В качестве основных причин чаще всего рассматривают разочарование в возможностях реализации утопий, как это произошло с Дж. Оруэллом («1984») и Е. И. Замятиным («Мы»), или, наоборот, страх перед их конкретным воплощением (в связи с этим часто цитируют слова Н. А. Бердяева: «Утопии выглядят гораздо более осуществимыми, чем в это верили прежде. И ныне перед нами стоит вопрос, терзающий нас совсем иначе: как избежать их окончательного осуществления?»).
Но антиутопии никогда не были прямым отрицанием утопий. Наоборот, антиутопии подчеркнуто пользовались всеми теми же топосами и приемами, известными со времен «Государства» Платона и «Города Солнца» Кампанеллы: наличие жесткой иерархической общественной системы и обслуживающих ее механизмов социального дисциплинирования сомнению не подвергалось. Антиутопия лишь ставила идеальность этой системы под вопрос, показывая читателю изнанку утопического конструирования – цену, которую приходится платить за построение идеала.

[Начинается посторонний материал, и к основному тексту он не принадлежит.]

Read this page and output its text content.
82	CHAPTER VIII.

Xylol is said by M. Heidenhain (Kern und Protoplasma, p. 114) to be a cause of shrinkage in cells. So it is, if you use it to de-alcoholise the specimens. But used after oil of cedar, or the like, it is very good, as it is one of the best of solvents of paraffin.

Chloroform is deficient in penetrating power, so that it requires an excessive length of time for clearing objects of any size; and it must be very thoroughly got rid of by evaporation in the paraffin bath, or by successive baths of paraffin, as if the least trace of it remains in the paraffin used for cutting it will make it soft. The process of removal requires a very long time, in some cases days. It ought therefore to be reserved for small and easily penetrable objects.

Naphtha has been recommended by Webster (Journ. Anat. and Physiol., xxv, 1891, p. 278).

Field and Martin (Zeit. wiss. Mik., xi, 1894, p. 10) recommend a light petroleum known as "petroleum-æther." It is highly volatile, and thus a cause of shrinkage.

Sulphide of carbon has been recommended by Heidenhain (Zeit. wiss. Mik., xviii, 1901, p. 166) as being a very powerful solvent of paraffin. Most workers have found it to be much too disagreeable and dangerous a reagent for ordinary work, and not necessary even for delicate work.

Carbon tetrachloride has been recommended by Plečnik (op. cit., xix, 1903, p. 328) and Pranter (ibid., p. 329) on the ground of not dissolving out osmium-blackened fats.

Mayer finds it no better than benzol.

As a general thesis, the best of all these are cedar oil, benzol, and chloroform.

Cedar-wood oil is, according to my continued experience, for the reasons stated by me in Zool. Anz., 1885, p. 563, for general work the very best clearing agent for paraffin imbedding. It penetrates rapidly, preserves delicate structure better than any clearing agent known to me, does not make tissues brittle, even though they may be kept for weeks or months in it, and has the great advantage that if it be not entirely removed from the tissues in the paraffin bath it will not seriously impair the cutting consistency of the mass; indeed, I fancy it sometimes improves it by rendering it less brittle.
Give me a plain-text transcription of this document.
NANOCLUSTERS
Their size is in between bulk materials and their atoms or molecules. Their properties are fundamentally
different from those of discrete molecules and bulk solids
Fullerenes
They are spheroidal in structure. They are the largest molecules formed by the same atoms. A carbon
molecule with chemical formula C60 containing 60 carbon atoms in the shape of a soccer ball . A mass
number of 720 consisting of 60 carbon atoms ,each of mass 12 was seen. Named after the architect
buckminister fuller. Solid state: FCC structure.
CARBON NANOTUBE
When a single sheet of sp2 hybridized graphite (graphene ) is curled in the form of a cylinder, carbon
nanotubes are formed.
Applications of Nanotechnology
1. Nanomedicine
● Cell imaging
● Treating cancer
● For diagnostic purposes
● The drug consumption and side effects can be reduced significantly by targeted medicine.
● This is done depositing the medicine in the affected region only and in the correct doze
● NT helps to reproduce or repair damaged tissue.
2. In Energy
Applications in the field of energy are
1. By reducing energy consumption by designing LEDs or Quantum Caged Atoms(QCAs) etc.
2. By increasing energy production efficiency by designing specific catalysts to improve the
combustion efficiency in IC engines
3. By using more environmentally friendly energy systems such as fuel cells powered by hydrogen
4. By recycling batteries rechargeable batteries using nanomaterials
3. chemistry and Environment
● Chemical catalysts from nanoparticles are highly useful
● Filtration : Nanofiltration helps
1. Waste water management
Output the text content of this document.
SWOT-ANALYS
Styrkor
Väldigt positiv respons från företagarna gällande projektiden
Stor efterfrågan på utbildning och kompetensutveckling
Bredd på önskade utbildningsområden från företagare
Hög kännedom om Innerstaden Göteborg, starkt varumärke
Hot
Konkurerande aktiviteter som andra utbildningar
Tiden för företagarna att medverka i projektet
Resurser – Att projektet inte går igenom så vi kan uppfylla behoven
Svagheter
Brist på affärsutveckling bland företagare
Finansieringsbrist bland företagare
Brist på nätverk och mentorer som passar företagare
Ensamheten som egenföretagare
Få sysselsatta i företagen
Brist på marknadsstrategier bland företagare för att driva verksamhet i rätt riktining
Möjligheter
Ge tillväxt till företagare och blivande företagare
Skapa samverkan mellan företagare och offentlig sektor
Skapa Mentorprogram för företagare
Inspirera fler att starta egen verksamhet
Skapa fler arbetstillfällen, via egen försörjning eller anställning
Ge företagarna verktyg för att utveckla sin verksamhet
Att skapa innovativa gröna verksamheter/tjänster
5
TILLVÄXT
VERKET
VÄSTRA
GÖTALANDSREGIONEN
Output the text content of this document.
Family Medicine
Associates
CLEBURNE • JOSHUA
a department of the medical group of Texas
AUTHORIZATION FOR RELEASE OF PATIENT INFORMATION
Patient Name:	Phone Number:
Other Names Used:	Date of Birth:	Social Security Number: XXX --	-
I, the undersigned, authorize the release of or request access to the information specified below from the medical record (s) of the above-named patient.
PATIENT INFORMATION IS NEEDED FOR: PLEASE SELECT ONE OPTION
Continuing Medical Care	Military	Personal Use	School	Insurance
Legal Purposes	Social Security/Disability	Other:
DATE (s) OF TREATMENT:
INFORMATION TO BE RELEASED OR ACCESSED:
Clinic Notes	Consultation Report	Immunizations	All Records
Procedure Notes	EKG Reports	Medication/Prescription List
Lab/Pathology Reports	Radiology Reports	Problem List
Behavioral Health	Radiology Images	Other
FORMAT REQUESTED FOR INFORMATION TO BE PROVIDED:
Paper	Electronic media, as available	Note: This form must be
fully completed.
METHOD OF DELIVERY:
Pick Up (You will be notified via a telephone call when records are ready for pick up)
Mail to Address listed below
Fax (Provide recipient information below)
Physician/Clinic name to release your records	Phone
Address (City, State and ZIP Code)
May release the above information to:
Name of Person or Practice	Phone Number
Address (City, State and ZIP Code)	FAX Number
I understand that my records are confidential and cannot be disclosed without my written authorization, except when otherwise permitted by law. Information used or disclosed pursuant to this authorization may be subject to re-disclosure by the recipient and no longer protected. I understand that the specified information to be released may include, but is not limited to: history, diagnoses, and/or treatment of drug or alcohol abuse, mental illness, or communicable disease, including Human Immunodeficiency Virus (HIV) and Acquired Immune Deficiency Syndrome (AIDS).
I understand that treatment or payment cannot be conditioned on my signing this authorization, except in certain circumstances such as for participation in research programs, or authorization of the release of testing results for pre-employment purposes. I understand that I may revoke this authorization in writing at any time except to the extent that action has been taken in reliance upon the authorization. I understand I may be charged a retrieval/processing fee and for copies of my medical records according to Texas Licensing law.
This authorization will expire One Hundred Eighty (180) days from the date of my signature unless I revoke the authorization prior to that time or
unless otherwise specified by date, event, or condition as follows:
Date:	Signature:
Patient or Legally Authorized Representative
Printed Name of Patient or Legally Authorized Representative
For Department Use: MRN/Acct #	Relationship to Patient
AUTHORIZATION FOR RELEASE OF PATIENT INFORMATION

А следом за этим был сделан еще один небольшой, но принципиально важный шаг: антиутопия отчетливо указала на общий недостаток любых идеализированных моделей общества и государства – возможность их переконвертации в прямую противоположность: из рая на земле в воплощенный кошмар.
Такого рода преобразование, при желании, можно осуществить с любым утопическим проектом. Киберпанковские варианты антиутопий, например, Ф.К. Дика, представляют собой простую перерасстановку акцентов в бинарии «человек-техника», созданной технократическими утопиями Ф. Бэкона, И. Донелли, Э. Беллами и др. Обоснование дотошной регламентации всех сфер человеческой жизни (включая половую), необходимо сопровождаемой актами принуждения, характерно и для Платона, и для Кампанеллы, и для целой плеяды социалистических утопистов, несмотря на стремление сделать всех людей «свободными» и «счастливыми» (на эту особенность утопий – «принуждение к счастью» – указывает и Ф.М. Достоевский в романе «Бесы», иронизируя над утрированной формулой Шигалева «абсолютная свобода предполагает абсолютный деспотизм»).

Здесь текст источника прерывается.